But I have a photo of only one.
When I first came to the Coastside in the 1970s I was not only very young but there were other very young people living here, too. Not many–because the population, in general, was a low number. They had come from Buffalo, NY, Ohio and southern California– I don’t think I met anyone who had grown up in San Francisco, like me.
I have struggled, and continue to struggle with trying to explain why they were here, the attraction. It was unusual, I thought. The common denominator seemed to have something to do with strong personalities and a need for independence. Because the Coastside was a big, open place in the 1970s there was lots of space around these people and you could see them clearly. No blurring. They had definition.

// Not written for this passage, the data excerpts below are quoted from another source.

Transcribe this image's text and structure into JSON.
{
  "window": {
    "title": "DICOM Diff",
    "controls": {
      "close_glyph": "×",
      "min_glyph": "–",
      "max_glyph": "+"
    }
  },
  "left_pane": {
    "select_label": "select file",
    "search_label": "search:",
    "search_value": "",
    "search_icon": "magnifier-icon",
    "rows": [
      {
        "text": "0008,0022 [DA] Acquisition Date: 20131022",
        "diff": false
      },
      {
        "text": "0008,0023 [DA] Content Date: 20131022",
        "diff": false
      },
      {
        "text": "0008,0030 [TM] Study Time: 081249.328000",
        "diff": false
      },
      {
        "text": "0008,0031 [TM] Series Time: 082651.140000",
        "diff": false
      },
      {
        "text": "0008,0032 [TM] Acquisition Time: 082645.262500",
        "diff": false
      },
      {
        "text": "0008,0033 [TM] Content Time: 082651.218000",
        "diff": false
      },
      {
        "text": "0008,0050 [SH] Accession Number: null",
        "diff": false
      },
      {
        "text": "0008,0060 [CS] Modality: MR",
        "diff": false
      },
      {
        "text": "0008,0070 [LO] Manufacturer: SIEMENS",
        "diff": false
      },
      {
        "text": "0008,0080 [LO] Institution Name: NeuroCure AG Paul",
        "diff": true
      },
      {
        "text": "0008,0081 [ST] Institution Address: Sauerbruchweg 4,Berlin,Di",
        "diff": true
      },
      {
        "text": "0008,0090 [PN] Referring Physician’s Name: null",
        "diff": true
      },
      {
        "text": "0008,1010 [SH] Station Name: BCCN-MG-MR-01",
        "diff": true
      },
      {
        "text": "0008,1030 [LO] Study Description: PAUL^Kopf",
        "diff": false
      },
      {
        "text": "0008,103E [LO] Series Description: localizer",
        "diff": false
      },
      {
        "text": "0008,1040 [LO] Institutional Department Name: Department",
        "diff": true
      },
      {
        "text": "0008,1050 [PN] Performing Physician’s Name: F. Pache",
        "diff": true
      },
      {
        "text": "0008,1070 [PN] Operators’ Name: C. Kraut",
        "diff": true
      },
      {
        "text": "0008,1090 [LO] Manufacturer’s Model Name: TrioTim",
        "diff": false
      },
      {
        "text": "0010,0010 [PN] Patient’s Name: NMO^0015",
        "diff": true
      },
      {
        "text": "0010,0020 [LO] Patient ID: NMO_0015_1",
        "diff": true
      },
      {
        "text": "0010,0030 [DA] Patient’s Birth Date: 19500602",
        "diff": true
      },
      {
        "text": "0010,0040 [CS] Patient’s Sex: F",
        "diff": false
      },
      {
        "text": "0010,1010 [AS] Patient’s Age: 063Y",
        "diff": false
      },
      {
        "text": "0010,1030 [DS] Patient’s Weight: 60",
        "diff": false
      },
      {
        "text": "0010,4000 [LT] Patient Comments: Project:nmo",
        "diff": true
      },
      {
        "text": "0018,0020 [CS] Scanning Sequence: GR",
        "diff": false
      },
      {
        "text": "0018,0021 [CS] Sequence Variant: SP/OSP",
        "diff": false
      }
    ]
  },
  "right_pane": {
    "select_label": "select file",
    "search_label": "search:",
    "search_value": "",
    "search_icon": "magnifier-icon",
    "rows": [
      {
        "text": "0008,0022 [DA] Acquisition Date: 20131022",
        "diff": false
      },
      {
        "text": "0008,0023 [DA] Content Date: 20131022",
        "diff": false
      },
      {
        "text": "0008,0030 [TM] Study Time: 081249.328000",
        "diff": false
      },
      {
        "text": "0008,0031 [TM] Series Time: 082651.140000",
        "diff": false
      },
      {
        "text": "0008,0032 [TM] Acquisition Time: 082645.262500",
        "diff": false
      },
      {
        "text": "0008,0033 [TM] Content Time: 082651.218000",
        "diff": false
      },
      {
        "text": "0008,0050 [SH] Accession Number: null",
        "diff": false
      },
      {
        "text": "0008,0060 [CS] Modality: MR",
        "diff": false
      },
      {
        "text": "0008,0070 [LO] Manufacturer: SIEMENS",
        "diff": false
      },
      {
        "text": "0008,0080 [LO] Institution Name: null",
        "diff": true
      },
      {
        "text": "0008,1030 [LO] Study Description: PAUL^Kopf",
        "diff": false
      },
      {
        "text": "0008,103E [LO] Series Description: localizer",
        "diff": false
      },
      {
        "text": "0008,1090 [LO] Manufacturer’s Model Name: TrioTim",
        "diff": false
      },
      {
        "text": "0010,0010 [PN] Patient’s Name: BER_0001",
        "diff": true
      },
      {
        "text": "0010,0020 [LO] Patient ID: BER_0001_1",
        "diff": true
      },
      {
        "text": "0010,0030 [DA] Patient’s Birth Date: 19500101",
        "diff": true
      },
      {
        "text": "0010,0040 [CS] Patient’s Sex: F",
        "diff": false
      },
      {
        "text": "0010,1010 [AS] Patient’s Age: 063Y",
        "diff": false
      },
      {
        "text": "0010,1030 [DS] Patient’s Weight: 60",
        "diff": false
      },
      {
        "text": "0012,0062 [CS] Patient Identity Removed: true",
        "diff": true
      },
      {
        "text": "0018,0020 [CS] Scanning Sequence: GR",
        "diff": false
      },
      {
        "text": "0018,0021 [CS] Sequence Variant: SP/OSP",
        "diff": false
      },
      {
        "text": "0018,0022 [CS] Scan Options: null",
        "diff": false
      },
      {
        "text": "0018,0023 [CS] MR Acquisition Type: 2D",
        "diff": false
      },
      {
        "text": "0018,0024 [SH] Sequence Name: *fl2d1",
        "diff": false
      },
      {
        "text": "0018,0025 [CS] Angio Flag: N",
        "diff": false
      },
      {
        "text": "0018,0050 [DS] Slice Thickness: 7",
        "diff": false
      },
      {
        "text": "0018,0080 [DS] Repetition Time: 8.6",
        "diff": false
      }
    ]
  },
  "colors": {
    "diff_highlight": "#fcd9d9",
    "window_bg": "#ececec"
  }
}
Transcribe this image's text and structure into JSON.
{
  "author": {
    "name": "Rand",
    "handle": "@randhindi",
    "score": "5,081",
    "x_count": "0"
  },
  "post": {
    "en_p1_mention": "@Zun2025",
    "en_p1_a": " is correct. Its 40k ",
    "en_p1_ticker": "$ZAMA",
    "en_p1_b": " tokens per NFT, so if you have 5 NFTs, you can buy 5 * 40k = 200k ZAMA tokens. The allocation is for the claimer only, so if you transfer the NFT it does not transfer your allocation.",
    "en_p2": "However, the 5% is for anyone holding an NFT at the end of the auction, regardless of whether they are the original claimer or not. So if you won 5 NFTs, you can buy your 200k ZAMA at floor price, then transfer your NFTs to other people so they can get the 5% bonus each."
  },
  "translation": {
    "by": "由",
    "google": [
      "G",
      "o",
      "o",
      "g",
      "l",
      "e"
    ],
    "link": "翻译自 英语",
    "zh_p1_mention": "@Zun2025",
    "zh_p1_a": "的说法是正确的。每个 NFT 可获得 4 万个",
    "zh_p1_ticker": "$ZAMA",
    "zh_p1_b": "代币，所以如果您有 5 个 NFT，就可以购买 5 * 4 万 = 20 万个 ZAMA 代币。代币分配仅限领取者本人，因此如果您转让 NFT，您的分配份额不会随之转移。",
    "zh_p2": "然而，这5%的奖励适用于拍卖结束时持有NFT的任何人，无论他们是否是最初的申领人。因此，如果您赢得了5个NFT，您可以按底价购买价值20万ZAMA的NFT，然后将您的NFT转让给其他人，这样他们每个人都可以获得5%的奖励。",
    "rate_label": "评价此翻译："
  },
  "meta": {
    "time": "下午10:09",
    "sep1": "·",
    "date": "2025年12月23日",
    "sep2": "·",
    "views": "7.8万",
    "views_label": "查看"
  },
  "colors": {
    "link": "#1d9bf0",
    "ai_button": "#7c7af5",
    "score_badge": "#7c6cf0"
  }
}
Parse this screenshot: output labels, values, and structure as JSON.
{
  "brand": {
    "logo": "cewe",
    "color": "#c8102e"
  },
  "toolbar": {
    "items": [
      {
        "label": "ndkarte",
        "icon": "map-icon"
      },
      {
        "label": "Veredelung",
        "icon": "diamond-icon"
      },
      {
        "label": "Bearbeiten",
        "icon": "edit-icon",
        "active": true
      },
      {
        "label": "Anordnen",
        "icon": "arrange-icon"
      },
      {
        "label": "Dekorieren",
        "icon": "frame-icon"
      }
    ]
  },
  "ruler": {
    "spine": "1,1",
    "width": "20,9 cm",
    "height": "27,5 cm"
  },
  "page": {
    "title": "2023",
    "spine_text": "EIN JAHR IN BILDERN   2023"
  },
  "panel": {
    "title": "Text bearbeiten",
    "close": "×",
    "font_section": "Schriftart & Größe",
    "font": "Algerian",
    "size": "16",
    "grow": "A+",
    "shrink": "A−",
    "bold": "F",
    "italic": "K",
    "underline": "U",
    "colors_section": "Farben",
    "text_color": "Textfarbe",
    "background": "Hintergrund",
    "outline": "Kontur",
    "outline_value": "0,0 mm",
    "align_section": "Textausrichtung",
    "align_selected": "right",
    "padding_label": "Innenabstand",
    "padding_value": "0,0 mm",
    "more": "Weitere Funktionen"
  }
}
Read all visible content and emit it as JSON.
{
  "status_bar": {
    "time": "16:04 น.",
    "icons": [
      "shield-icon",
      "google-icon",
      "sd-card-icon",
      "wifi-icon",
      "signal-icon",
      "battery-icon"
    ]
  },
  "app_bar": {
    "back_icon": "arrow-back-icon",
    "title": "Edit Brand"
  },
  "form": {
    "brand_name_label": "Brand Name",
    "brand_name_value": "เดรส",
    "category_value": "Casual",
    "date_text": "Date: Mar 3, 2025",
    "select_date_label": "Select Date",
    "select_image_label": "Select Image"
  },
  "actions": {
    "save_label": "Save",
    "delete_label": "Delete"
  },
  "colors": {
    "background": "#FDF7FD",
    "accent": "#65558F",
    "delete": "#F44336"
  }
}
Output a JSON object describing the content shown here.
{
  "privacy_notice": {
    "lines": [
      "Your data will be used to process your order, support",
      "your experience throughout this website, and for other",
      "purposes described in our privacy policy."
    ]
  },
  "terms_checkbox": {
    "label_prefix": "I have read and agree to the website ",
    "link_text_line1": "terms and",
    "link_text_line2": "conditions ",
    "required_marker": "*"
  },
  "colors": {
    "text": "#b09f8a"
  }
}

The real locals, the authentic ones who had lived here all their lives, could have described us as “the intruders”, but it’s my word. We intruded on what had been exclusively theirs for decades.
To the Richards: There was “Rotten Richard”. He was thin and wiry and worked as an electrician. Everybody called him “Rotten Richard” but I don’t know why. He was a nice guy. He lived in a big, new house at the golf course when the golf course was very young. I (and my ex) were invited to a party there and Rotten Richard played host to his many friends– and I recall feeling surprised when the lady mayor, better known as “The Godmother”, strolled through.
Another Richard was Richard English– who had to be distinguished from the third Richard, Richard “the Englishman” who is an Englishman.
Unlike the other two Richards who had nicknames, Richard English didnt’ have one. Maybe that’s why he called himself “Big Red Dick” He was a tall, trim, redheaded man,, the kind of guy you were always glad to see. You knew he could make you laugh, a funny thing he personalized just for you.
This Richard also kept busy in the building business–but in the 1970s “wanderlust” had a grip on him. He was always moving away from the Coastside. And every time he announced he was leaving, someone would throw a wild party for him. The last one I recall was given by the beautiful Leah, the manager of the popular Crab Cottage in Princeton owned by El Granada’s Tom Monaghan. The doors of the restaurant, now gone, closed, and great fun was had by one and all.
PHOTO at left: The Crab Cottage, in Princeton, a seafood restaurant, now gone, where goodbye parties were held for the, red-haired Richard English. You can see the Princeton Hotel across the way from the Crab Cottage.
But Richard English couldn’t stay away from the Coastside for long–everytime he left he soon returned and spent the rest of his life here.
Of the three Richards, I only have a picture of the successful Coastside plumber, Richard Henry, also known as “Richard the Englishman”–because he has an English accent. When there were no fences to stop you from riding your horse from Montara to Half Moon Bay, Richard, his dark curly hair flying in the wind, zipped along the cliffs. Within recent years, he came to a party at my house in El Granada– riding in a horse-driven cart all the way from Montara–down Hwy 1.
BELOW: Here’s a photo of Richard “the Englishman” taken 30 years ago.
Sadly, two of the Richards are gone. “Rotten Richard” died long ago and recently we lost Richard English, a resident of Pescadero. BUT I DO NOT WANT TO CONFUSE YOU–RICHARD HENRY, “the Englishman” and Coastside plumber, is still around and graces us with his charming English accent.